Des indemnités et des aides qui n’arrivent pas.
Un deuxième obstacle empêche le retour des iDPs qui le souhaitent : l’indemnisation des biens détruits par les compagnies d’assurances est très inférieure aux pertes réelles subies. Plus 6 600 contentieux ont été engagés contre des compagnies d’assurances auprès tribunal fédéral de la Nouvelle-Orléans par des familles lésées. L’état de Louisiane a estimé que les propriétaires ont reçu en moyenne 4 000 € de moins que ce qu’ils auraient dû obtenir, ce qui est énorme au regard de la faible valeur des biens en jeu [Eaton L., Treaster J. B., 2007]. Dans son rapport The macroeconomic and budgetary effects of Hurricanes Katrina and Rita du 29 septembre 2005, le Congressional Budget Office (Commission des Finances du Congrès) craignait que le paiement des assurances-inondations ne soit pas assez réactif. En réalité, 70 % des demandes ont vite été traitées, mais les sommes attribuées étaient largement insuffisantes [5]. Il convient de rajouter qu’une part non négligeable, des populations les plus pauvres n’était tout simplement pas assurées.
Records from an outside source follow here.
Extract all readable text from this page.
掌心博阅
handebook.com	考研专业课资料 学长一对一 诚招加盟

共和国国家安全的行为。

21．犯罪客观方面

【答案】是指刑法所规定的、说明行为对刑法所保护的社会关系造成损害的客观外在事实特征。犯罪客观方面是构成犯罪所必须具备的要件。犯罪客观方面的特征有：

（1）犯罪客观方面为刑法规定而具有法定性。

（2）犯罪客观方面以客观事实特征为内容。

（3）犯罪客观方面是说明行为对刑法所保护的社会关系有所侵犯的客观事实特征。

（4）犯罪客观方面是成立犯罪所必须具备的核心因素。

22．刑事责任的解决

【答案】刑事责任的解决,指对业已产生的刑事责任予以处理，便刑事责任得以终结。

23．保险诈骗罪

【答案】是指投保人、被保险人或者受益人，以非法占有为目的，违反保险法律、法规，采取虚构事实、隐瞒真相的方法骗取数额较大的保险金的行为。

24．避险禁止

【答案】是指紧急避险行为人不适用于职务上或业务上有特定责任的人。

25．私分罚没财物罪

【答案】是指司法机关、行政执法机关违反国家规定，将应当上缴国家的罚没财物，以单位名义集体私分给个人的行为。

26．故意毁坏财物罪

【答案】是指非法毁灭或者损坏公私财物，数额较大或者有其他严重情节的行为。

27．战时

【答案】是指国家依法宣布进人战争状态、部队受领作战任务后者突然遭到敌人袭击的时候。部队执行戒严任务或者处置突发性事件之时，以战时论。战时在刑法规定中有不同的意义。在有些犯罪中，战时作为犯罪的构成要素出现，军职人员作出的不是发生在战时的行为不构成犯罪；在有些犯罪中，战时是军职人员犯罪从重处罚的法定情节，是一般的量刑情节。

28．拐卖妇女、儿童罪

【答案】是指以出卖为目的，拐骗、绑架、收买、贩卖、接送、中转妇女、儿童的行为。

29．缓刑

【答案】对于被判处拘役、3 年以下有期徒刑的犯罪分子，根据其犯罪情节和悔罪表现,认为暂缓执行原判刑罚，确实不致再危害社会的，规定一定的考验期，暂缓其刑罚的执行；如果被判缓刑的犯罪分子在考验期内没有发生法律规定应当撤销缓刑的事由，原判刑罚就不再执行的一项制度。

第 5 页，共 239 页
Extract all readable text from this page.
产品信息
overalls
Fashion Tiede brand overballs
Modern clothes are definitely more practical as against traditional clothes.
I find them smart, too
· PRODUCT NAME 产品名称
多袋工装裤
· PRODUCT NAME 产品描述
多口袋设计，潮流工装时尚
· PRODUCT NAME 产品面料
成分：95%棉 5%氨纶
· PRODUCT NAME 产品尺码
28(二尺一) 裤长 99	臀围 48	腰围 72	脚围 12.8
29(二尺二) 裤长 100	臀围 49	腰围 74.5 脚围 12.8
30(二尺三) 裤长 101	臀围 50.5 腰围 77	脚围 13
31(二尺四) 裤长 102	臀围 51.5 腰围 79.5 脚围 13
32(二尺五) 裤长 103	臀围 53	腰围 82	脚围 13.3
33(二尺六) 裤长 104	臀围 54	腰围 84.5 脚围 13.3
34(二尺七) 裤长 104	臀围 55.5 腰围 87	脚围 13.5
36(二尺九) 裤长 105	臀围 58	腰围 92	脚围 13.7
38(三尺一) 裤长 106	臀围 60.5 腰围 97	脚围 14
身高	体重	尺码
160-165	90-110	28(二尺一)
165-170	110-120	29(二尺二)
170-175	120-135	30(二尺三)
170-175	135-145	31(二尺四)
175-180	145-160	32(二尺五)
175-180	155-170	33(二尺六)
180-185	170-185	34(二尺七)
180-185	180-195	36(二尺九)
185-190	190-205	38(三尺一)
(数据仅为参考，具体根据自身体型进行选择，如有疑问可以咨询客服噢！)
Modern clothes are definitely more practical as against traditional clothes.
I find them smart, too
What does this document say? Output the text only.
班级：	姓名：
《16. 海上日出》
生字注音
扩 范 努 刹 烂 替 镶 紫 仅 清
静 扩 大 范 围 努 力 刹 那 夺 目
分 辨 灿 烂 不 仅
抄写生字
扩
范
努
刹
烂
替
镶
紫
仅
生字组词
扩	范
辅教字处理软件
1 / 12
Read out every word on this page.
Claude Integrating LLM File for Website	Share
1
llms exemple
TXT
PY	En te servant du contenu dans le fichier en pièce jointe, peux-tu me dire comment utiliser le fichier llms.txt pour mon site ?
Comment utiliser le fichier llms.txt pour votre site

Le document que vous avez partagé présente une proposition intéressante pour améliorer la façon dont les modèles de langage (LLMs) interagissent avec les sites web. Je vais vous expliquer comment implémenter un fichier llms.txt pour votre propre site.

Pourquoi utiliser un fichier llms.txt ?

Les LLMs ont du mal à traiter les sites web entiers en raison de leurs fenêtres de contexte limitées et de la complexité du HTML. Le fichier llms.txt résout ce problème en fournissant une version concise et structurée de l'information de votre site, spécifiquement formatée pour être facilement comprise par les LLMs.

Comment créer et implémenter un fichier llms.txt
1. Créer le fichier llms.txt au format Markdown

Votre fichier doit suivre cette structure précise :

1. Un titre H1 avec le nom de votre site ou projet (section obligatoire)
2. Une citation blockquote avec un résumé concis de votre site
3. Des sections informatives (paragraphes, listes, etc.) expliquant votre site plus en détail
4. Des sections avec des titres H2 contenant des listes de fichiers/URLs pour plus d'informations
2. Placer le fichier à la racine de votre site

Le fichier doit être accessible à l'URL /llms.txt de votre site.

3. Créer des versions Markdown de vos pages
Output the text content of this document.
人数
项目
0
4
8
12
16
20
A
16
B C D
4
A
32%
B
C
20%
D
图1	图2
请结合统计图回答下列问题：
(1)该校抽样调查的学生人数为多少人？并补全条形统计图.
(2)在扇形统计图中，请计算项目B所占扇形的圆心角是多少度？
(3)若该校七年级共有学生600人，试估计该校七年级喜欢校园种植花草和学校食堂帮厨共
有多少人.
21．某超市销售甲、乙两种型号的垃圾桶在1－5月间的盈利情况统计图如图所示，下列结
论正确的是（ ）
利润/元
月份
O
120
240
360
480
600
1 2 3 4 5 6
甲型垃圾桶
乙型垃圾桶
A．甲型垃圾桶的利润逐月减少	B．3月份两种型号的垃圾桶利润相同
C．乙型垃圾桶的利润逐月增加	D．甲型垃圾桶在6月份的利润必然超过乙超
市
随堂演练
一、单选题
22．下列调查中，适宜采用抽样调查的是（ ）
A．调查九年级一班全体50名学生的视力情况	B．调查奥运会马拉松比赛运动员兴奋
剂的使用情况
Dans le même temps, les aides promises n’arrivent pas. Au lendemain du passage du cyclone, le gouvernement fédéral a accordé deux aides d’urgence pour un montant de 40 milliards d’euros et la FEMA une allocation plafonnée à 17 000 € pour 60 000 foyers sinistrés. Les financements fédéraux sont administrés directement par les états de Louisiane et du Mississippi, où les complications administratives se sont multipliées. La Louisiane a signé un contrat de 500 millions d’euros avec une société de Virginie —ICF International— pour gérer ces fonds sous la dénomination the Road Home Program. Plus d’un an après le cyclone, aucune aide n’avait encore été versée. En février 2007 —18 mois après Katrina— seules 630 personnes éligibles avaient reçu leur argent. En septembre 2007, moins de 50 000 sur 150 000 [Louisiana Road Home Program, 2007]. Après quoi, le programme subit une coupe budgétaire à hauteur de 2 milliards d’euros [Landrieu M., 2007]. De toute manière, dès décembre 2005, le fond d’indemnisation public —National Flood Insurance Program— avait suspendu ses remboursements et annoncé que les critères de prise en charge allaient être durcis. Au même moment, la FEMA suspendait le paiement des 50 000 chambres d’hôtel hébergeant les sinistrés. Plus de 10 mois après la catastrophe, le Congrès n’avait toujours pas ratifié une loi aidant financièrement les propriétaires à reconstruire leur logement [Russell G., 2006].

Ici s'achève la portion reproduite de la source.